These three books can be quite helpful if you would like to learn more about—or manage your own—fear and anxiety.
Brantley, J. (2003). Calming your anxious mind: How mindfulness and compassion can free you from anxiety, fear and panic. Oakland, CA: New Harbinger
Dr. Brantley is a psychiatrist but this book is not about drug treatments. It is about mindfulness. Brantley discusses mindfulness and meditation in a way that is easy to understand. The author explains how these practices can be helpful in managing anxiety.
The book has experiential exercises as well. These exercises are meant to help the reader better understand mindfulness concepts. Here is one of the exercises:
Select three or four raisins. Hold them in your hand. Sit comfortably and begin to examine them as if you have never before seen or tasted a raisin. Use all your senses. Look at the raisins. What can you discover about the raisins and about eating them? Let your curiosity arise. Whenever your mind makes up a story about what you are doing, try to let go of that story and return your focus to the raisins.
Bourne, E. J. (2015). The Anxiety and Phobia Workbook (6th ed). Oakland, CA: New Harbinger
This book (last two editions are also fine) covers a lot of ground: anxiety, panic, self-esteem, nutrition, medication, relaxation, exercise, meditation, assertiveness, and much more.
Note that the information in some sections, such as nutrition, is based on the author’s “personal experience” and readings, and is “intended to be suggestive only—not prescriptive.”
The book contains numerous worksheets (e.g., for dysfunctional thoughts or worries) that the reader is encouraged to complete.
If I may digress, I would like to address the issue of homework. Many readers dislike doing homework; they find it unnecessary, feel it takes too much time and effort, etc. In some cases the exercises may also bring up very uncomfortable feelings.

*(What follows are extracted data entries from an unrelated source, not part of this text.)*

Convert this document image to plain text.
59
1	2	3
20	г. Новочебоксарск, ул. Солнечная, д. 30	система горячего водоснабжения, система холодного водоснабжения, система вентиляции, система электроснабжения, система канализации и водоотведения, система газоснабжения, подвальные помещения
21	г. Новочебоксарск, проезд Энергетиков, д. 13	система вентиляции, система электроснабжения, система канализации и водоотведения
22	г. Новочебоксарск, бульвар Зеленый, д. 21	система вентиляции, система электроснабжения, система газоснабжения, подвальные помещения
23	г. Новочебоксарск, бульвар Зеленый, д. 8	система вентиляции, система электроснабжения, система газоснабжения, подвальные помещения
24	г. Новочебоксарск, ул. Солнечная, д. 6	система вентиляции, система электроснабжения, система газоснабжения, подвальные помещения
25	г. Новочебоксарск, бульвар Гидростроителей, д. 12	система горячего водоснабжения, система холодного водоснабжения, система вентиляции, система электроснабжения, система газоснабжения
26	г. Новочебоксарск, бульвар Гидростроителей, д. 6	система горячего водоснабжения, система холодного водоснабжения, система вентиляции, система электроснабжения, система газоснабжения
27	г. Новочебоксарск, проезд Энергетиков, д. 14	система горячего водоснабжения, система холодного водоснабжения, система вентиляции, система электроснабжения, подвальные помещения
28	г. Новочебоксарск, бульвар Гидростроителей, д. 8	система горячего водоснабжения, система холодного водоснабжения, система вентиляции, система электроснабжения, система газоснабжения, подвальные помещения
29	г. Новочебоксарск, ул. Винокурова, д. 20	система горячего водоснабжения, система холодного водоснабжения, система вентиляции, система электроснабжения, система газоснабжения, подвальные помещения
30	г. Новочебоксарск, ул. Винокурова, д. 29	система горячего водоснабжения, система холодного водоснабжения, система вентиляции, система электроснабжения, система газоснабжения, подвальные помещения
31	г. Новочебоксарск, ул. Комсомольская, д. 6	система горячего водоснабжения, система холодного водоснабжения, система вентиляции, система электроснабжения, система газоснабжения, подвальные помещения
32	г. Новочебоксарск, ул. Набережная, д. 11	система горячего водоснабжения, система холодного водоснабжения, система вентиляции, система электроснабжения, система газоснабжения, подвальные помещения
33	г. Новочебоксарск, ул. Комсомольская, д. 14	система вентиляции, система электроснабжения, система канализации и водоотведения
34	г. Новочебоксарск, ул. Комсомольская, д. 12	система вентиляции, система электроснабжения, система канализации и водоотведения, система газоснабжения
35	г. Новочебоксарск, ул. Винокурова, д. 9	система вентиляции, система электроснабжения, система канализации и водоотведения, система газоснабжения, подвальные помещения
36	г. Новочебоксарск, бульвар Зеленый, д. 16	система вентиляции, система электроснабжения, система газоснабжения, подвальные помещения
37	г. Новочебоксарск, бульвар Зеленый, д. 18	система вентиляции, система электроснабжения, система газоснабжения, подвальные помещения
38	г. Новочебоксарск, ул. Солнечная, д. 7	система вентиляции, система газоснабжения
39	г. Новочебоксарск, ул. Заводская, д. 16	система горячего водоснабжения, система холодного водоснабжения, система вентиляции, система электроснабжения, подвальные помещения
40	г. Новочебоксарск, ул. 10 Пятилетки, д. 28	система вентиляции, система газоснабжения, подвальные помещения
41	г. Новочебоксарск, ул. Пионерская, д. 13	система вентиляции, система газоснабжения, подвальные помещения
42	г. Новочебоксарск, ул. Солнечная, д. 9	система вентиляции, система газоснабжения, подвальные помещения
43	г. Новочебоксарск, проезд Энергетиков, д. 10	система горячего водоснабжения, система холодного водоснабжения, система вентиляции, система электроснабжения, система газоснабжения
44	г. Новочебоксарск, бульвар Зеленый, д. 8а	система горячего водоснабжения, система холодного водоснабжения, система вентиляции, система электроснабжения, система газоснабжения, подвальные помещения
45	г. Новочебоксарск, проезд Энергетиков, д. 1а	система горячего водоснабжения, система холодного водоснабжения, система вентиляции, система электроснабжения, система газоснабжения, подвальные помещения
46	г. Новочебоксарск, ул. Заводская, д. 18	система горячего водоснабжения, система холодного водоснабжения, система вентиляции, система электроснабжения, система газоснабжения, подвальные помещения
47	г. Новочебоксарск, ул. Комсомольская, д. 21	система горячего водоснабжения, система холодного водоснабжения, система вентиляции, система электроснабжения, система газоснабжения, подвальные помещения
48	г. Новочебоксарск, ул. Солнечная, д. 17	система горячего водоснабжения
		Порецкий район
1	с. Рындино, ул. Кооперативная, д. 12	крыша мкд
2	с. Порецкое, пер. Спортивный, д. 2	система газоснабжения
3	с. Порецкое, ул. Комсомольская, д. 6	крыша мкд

But cognitive and behavioral perspectives in particular find that doing homework is necessary for improvement. Approaches that use mindfulness also require exercises. Sometimes, however, the exercises are meant only to illustrate a principle or clarify an issue.
I would suggest that you:
- Consider the logic behind the homework assignments
- Never do anything that makes you intensely uncomfortable
- Remember that these texts are written for a general audience and are not customized to your needs
Barlow, D. H., & Craske, M. G. (2000). Mastery of your anxiety and panic (3rd ed.). New York: Psychological Corporation
Those of you who have been following my blog might have noticed that I often cite Barlow. The reason is that Dr. Barlow is a giant in the field of emotional disorders, and for decades has written extensively on the origins of anxiety disorders.
This book by Barlow and Craske (a professor of psychology at UCLA) is well-written and useful especially to people who experience panic attacks and agoraphobia.
As the authors note, panic attacks are rushes of intense fear that can make you believe “you are sick, dying, or losing your mind.”
Panic attacks are usually accompanied by anxiety about “the possibility of another attack. Together, the panic attacks and general anxiety are called panic disorder. Agoraphobia refers to anxiety about, or avoidance of, situations where panic attacks or other physical symptoms are expected to occur.”
There are many self-help books on the market, and it can be difficult deciding which ones to read. If you are uncertain, it might be a good idea to look at university websites. Their recommendations are more likely to be based on expert opinion and not sales or other factors.
If you have found a book particularly helpful, please mention the title and the author in the comments section.
In the meantime, I hope you have found my recommendations useful. Happy reading.